Usage of error codes in 2009 seems kind of… obsolete. Structured exceptions came from ML, where they are represented simply as datatypes. Why isn’t it the case in the IDL?

Comment by chiaroscuro — August 12, 2009

Uploading files by drag and drop from the native OS to a programmatically defined destination area inside the browser window would be great. Maybe we could have a confirmation dialog to prevent accidental uploads and to make this feature’s security equivalent to the one of the standard file selection box.

XHR file upload and progress callbacks will be very useful. Progress callbacks should be available for any XHR request, not only for files.

A way to query progress even for non-XHR file uploads would also be useful but it could be skipped if the browser reports about the progress of the uploads of every single file.

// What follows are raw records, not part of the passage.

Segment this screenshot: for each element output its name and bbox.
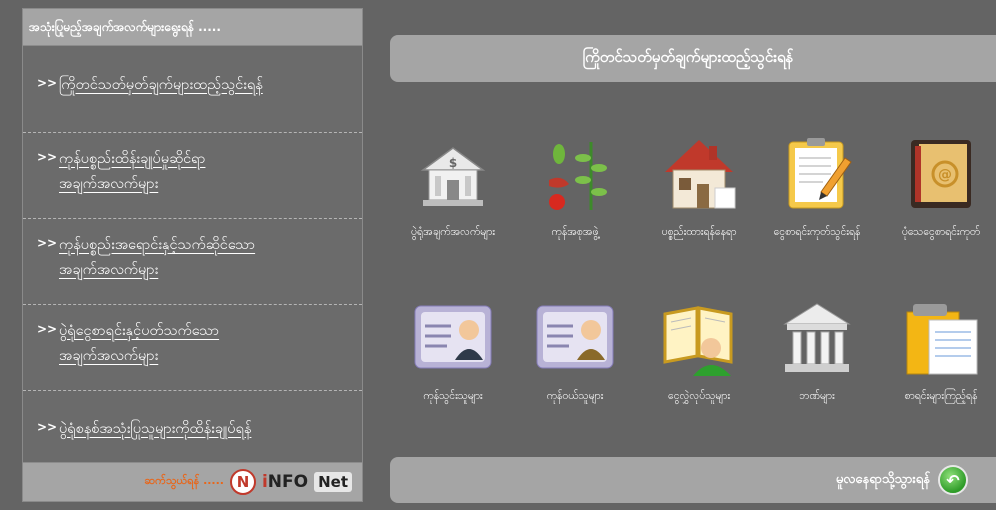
crops-icon [533, 132, 617, 216]
sidebar-menu: >> ကြိုတင်သတ်မှတ်ချက်များထည့်သွင်းရန် >>… [23, 47, 362, 477]
chevron-double-right-icon: >> [37, 322, 58, 336]
supplier-card-icon [411, 296, 495, 380]
clipboard-pencil-icon [775, 132, 859, 216]
house-icon [657, 132, 741, 216]
chevron-double-right-icon: >> [37, 150, 58, 164]
tile-suppliers[interactable]: ကုန်သွင်းသူများ [392, 296, 514, 416]
sidebar-item-inventory-control[interactable]: >> ကုန်ပစ္စည်းထိန်းချုပ်မှုဆိုင်ရာ အချက်… [23, 133, 362, 219]
sidebar-item-label[interactable]: ကုန်ပစ္စည်းထိန်းချုပ်မှုဆိုင်ရာ အချက်အလက… [59, 147, 205, 197]
tile-label: ပစ္စည်းထားရန်နေရာ [661, 226, 737, 238]
tile-label: ကုန်အစုအဖွဲ့ [551, 226, 599, 238]
chevron-double-right-icon: >> [37, 76, 58, 90]
tile-label: ဘဏ်များ [799, 390, 835, 402]
tile-label: ပုံသေငွေစာရင်းကုတ် [901, 226, 981, 238]
tile-label: ကုန်ဝယ်သူများ [546, 390, 604, 402]
chevron-double-right-icon: >> [37, 236, 58, 250]
tile-product-groups[interactable]: ကုန်အစုအဖွဲ့ [514, 132, 636, 252]
brand-logo-n: N [229, 469, 256, 495]
reader-book-icon [657, 296, 741, 380]
sidebar-item-accounts[interactable]: >> ပွဲရုံငွေစာရင်းနှင့်ပတ်သက်သော အချက်အလ… [23, 305, 362, 391]
sidebar-footer: ဆက်သွယ်ရန် ..... N iNFO Net [23, 462, 362, 501]
sidebar-header: အသုံးပြုမည့်အချက်အလက်များရွေးရန် ..... [23, 9, 362, 46]
tile-customers[interactable]: ကုန်ဝယ်သူများ [514, 296, 636, 416]
tile-account-codes[interactable]: ငွေစာရင်းကုတ်သွင်းရန် [756, 132, 878, 252]
sidebar-item-sales[interactable]: >> ကုန်ပစ္စည်းအရောင်းနှင့်သက်ဆိုင်သော အခ… [23, 219, 362, 305]
document-folder-icon [899, 296, 983, 380]
tile-banks[interactable]: ဘဏ်များ [756, 296, 878, 416]
back-to-home-link[interactable]: မူလနေရာသို့သွားရန် [836, 471, 930, 490]
tile-label: ပွဲရုံအချက်အလက်များ [411, 226, 495, 238]
tile-label: ငွေလွှဲလုပ်သူများ [668, 390, 730, 402]
chevron-double-right-icon: >> [37, 420, 58, 434]
sidebar-item-preset-entries[interactable]: >> ကြိုတင်သတ်မှတ်ချက်များထည့်သွင်းရန် [23, 47, 362, 133]
tile-label: စာရင်းများကြည့်ရန် [904, 390, 978, 402]
tile-remitters[interactable]: ငွေလွှဲလုပ်သူများ [638, 296, 760, 416]
contact-link[interactable]: ဆက်သွယ်ရန် ..... [145, 474, 224, 490]
tile-view-reports[interactable]: စာရင်းများကြည့်ရန် [880, 296, 996, 416]
brand-nfo: NFO [267, 472, 309, 492]
back-to-home-bar: မူလနေရာသို့သွားရန် ↶ [390, 457, 996, 503]
svg-text:$: $ [449, 156, 457, 170]
svg-text:@: @ [938, 167, 952, 183]
sidebar-item-label[interactable]: ပွဲရုံစနစ်အသုံးပြုသူများကိုထိန်းချုပ်ရန် [59, 417, 251, 442]
tile-label: ငွေစာရင်းကုတ်သွင်းရန် [773, 226, 861, 238]
brand-logo-net: Net [314, 472, 352, 492]
customer-card-icon [533, 296, 617, 380]
tile-fixed-account-codes[interactable]: @ ပုံသေငွေစာရင်းကုတ် [880, 132, 996, 252]
sidebar: အသုံးပြုမည့်အချက်အလက်များရွေးရန် ..... >… [22, 8, 363, 502]
sidebar-item-label[interactable]: ကြိုတင်သတ်မှတ်ချက်များထည့်သွင်းရန် [59, 73, 263, 98]
bank-columns-icon [775, 296, 859, 380]
tile-storage-location[interactable]: ပစ္စည်းထားရန်နေရာ [638, 132, 760, 252]
address-book-icon: @ [899, 132, 983, 216]
tile-business-info[interactable]: $ ပွဲရုံအချက်အလက်များ [392, 132, 514, 252]
tile-label: ကုန်သွင်းသူများ [423, 390, 483, 402]
sidebar-item-label[interactable]: ပွဲရုံငွေစာရင်းနှင့်ပတ်သက်သော အချက်အလက်မ… [59, 319, 219, 369]
back-arrow-icon[interactable]: ↶ [938, 465, 968, 495]
bank-building-icon: $ [411, 132, 495, 216]
page-title: ကြိုတင်သတ်မှတ်ချက်များထည့်သွင်းရန် [390, 35, 996, 82]
brand-logo-info: iNFO [262, 472, 308, 492]
sidebar-item-label[interactable]: ကုန်ပစ္စည်းအရောင်းနှင့်သက်ဆိုင်သော အချက်… [59, 233, 255, 283]
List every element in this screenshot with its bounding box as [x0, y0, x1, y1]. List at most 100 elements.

@Deadmeat: access to local files is a matter of trust. The OS itself or any famous application running on your machine (Office, Photoshop, any web browser) could be sending a copy of all your files to a remote server right now. All you can do is trust your vendor or the users’ community, read the source code if available, monitor your Internet connection. The companies running web applications are usually way more obscure than the vendors of OS or mainstream applications so trust is lower. Flash and also Java (Silverlight as well?) can access files, webcam and microphone but only after prompting the user for permission and I’m sure you grant permission only to applications you trust. There are no reasons why JavaScript shouldn’t be able to do the same. The only problem I see is that it will lower the barrier to entry for attackers: there are probably less people that can write Flash, Java and Silverlight than there are that can write JavaScript. As a countermeasure permissions should be granted on a single file basis and/or variables and DOM elements getting content from local files should be marked as tainted and the browser should not be able to send their values to a remote server.

Comment by pmontrasio — August 13, 2009

Mozilla has implemented drag and drop support for the File API, see https://bugzilla.mozilla.org/show_bug.cgi?id=503598.

You can try out this demo in a Firefox nightly build: https://bug503598.bugzilla.mozilla.org/attachment.cgi?id=388413

You can even drop multiple files at once.